Sunday, January 06, 2008

The most salty Chinese cuisine you've ever heard of

"So what else have been keeping us occupied?" you ask.

Well, at the moment we are playing host to a house guest... her name is QiQi (or GiGi as she also calls herself) and she is a friend of a friend.

Basic facts: GiGi is a nurse from China and recently completed her studies in Adelaide to qualify as a practising nurse in Australia. She got a job in Perth and is moving here to settle down and work. Our friend asked us to help look after her since she's never been to Perth before and this will also be her first experience working in Australia.

So we've been doing things such as taking her out shopping, answering questions and supplying heaps of information, introducing her to new friends, taking her out to view places to rent, and so on.

She's originally from Ningbo in China, which is located about 2 hours drive south of Shanghai. So her Mandarin accent is quite different. She even has trouble understanding hubby's Malaysianised Mandarin sometimes. But it's quite interesting and amusing to learn from each other.

She also shared some interesting facts about the cuisine from her hometown in Ningbo:

1. The locals in Ningbo like exremely salty food (I really mean EXTREME)... particularly seafood, as her town is well known for its salted seafood cuisine. (At one of the restaurants we took her to, GiGi ordered fried rice with salted fish because she missed that salty-fishy taste in her food)

2. GiGi doesn't like desserts and sweets. No cakes or cookies or chocolates for her please. She grew up eating and loving her food very salty, so she always prefers savoury over sweet.

3. Some examples of how they prepare and cook Ningbo style seafood:

Chop up some fresh crab, place in a pot of very salty cold water with vinegar and rice wine, and leave for 2-3 days. The salt, vinegar and wine will cure the crab meat. After that all you need to do is crack open and enjoy. GiGi said even the Chinese from other provinces are unable to stomach this and will suffer from diarrhea after eating. (I said I was game to try it! So GiGi said next time she will cook some for us. Hubby is dubious about it though)

Pile fresh fish with heaps of salt (really heaps and heaps of it) and leave for 2-3 days. When the fish is cured, steam the fish and serve. Sometimes for the more exremely salty fish (with double the amount of salt) they will slice up the fish into smaller pieces and steam it with meat and vegetables.

Take some fresh eel and completely cover it with salt, then leave to dry in the sun. After it is dried, chopped it up into pieces and fry it.

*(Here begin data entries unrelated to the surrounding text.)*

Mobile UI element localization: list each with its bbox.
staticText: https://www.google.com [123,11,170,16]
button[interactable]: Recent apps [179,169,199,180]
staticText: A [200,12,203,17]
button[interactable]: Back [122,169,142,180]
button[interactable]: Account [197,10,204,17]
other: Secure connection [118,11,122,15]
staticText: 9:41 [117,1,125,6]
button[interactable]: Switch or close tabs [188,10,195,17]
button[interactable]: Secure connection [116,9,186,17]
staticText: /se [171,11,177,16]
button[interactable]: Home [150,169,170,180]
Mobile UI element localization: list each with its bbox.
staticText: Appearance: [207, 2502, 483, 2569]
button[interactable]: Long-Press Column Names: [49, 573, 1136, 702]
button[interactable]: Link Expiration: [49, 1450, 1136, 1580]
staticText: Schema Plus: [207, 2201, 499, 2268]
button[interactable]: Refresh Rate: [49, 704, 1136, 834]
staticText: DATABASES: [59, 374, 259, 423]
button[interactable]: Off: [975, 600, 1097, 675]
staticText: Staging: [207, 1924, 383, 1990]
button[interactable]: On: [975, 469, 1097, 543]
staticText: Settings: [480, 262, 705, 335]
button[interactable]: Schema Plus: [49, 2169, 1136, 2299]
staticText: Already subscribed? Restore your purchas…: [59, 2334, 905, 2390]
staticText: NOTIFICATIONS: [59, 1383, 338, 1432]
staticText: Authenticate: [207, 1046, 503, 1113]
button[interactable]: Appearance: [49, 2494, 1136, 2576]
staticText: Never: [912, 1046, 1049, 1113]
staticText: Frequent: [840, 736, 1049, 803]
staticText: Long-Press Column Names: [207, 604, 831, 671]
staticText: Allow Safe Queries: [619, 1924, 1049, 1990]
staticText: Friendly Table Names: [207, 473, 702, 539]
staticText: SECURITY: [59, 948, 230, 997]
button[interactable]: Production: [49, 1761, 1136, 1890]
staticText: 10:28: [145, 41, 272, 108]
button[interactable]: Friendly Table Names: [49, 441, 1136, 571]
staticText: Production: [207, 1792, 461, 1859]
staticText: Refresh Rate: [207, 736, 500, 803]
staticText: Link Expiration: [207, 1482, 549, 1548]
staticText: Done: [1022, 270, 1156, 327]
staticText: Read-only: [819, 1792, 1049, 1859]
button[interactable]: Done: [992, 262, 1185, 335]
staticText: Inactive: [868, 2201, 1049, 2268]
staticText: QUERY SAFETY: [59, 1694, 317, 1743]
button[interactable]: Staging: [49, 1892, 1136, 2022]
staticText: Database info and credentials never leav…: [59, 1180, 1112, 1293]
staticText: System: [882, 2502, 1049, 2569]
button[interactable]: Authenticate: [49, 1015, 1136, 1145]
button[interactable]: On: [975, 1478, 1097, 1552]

Place fresh prawns in pot of rice wine and leave for few days. After that drain and serve it just like that --raw and semi-cured by the wine. (This I am also game to try, but I will need hubby to help me peel the prawns as I can't stand the feeling of the prawn legs and eyes when I peel them)

Quite interesting eh? But imagine all that salt!!! It can't be good for them, which brings me to my next point...

4. Many of the locals in Ningbo suffer from health problems like high blood pressure and cholesterol problems. But they still can't help enjoying their salty food.

5. Apparently the popular Chinese Tang Yuen with those glutinous rice balls, which are filled with red bean and black sesame, first originated in Ningbo and is still known as Ning Bo Tang Yuen.

GiGi's parents currently run a restaurant in Ningbo. She has dreams of sponsoring her parents to come over to Australia to set up their restaurant here to serve the Ningbo cuisine here. Good idea... but I'm not sure how the people here will take to the raw crab meat, though.